Wednesday, 24 February 2010
Turkey Thai Noodle Salad
I was a little disappointed with the processed turkey roll we ended up with on Christmas Day. My fault, because I didn't check while buying it, but I was disappointed none the less. In order to get the memory of the processed meat out of my head we bought a turkey breast roll to roast. While still processed, at least this meat looks like it came from a turkey. It was very enjoyable, but now we have lots of leftovers.
I love noodle salads and I was trolling the internet looking for more recipes when I came across this intriguing Turkey Thai Noodle Salad recipe on Taste.com.au.
Thanks to a recent dinner of beef machaca and pico de gallo salsa, I had all of the ingredients except for vermicelli noodles on hand. I'm not a huge fan of vermicelli noodles anyway, so I happily substituted some udon.
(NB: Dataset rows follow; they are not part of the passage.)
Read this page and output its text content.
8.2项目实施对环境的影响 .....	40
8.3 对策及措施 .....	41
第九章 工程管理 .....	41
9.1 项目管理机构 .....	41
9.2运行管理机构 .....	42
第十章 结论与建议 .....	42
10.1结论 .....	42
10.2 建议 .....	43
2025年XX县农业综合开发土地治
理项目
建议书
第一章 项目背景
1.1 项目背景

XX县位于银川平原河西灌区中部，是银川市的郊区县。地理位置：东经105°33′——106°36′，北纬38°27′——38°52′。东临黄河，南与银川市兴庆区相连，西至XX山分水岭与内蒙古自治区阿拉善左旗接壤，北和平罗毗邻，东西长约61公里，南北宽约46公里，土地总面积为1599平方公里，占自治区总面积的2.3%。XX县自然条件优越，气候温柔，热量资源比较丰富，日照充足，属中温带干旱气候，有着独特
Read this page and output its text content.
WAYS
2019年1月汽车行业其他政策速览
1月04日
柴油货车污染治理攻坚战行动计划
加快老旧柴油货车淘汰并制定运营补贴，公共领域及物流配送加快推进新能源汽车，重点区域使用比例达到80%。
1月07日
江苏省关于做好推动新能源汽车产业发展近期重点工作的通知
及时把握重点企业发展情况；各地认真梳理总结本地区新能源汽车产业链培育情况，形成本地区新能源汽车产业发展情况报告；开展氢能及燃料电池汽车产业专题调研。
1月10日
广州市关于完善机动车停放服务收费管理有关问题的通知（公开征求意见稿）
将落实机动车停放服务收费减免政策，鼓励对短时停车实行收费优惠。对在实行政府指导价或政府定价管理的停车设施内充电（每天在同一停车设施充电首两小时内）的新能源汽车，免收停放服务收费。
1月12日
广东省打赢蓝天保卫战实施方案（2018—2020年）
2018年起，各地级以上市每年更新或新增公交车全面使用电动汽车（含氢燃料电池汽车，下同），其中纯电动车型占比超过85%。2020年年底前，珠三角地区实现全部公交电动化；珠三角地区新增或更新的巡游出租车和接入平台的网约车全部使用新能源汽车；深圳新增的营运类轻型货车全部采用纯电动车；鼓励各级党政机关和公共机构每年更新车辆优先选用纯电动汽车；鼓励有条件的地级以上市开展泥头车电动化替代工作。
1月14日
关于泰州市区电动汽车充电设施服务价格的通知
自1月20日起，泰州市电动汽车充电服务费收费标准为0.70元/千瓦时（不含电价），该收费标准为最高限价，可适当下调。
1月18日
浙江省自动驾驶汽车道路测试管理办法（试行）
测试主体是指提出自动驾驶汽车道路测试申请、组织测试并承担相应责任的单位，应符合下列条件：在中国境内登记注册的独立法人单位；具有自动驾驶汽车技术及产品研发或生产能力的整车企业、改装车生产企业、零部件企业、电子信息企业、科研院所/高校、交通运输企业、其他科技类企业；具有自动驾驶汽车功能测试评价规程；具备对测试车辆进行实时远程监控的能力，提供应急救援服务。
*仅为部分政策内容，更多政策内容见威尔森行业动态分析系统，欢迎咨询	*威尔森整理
I was a little apprehensive about the dressing of sweet chilli sauce and fish sauce, but it turns out that it is a winning combination and it matches the texture of the udon noodles perfectly. It's a very soft-textured salad, the only crunch comes from the nuts. The noodles, the turkey, the herbs are all very gentle in texture but it really works.
I never would have thought to put turkey in a Thai inspired salad, but this was a perfect way to use up some leftovers.
Turkey Thai Noodle Salad
adapted from this recipe posted on Taste.com.au
100g udon noodles
3/4 cups cooked turkey, shredded
100g red cherry tomatoes, halved
1/2 small red onion diced
1 tablespoon fish sauce
2 tablespoons sweet chilli sauce
1/4 cup of whole coriander leaves
2 tablespoons of shredded mint
2 tablespoons chopped roasted almonds
Cook the udon noodles according to packet directions.
Meanwhile, place the turkey, tomatoes and onion in a bowl and set aside.
To make the dressing, place the fish sauce and sweet chilli sauce in a small bowl and whisk to combine.
Combine the noodles, turkey mixture, coriander and mint.
Drizzle with the dressing and toss to coat. Divide noodle salad between serving bowls and sprinkle with cashews. Serve with lime wedges.
Thanks to a huge backlog of posts, the posting of this recipe has been a little delayed. It was originally made in January 2009.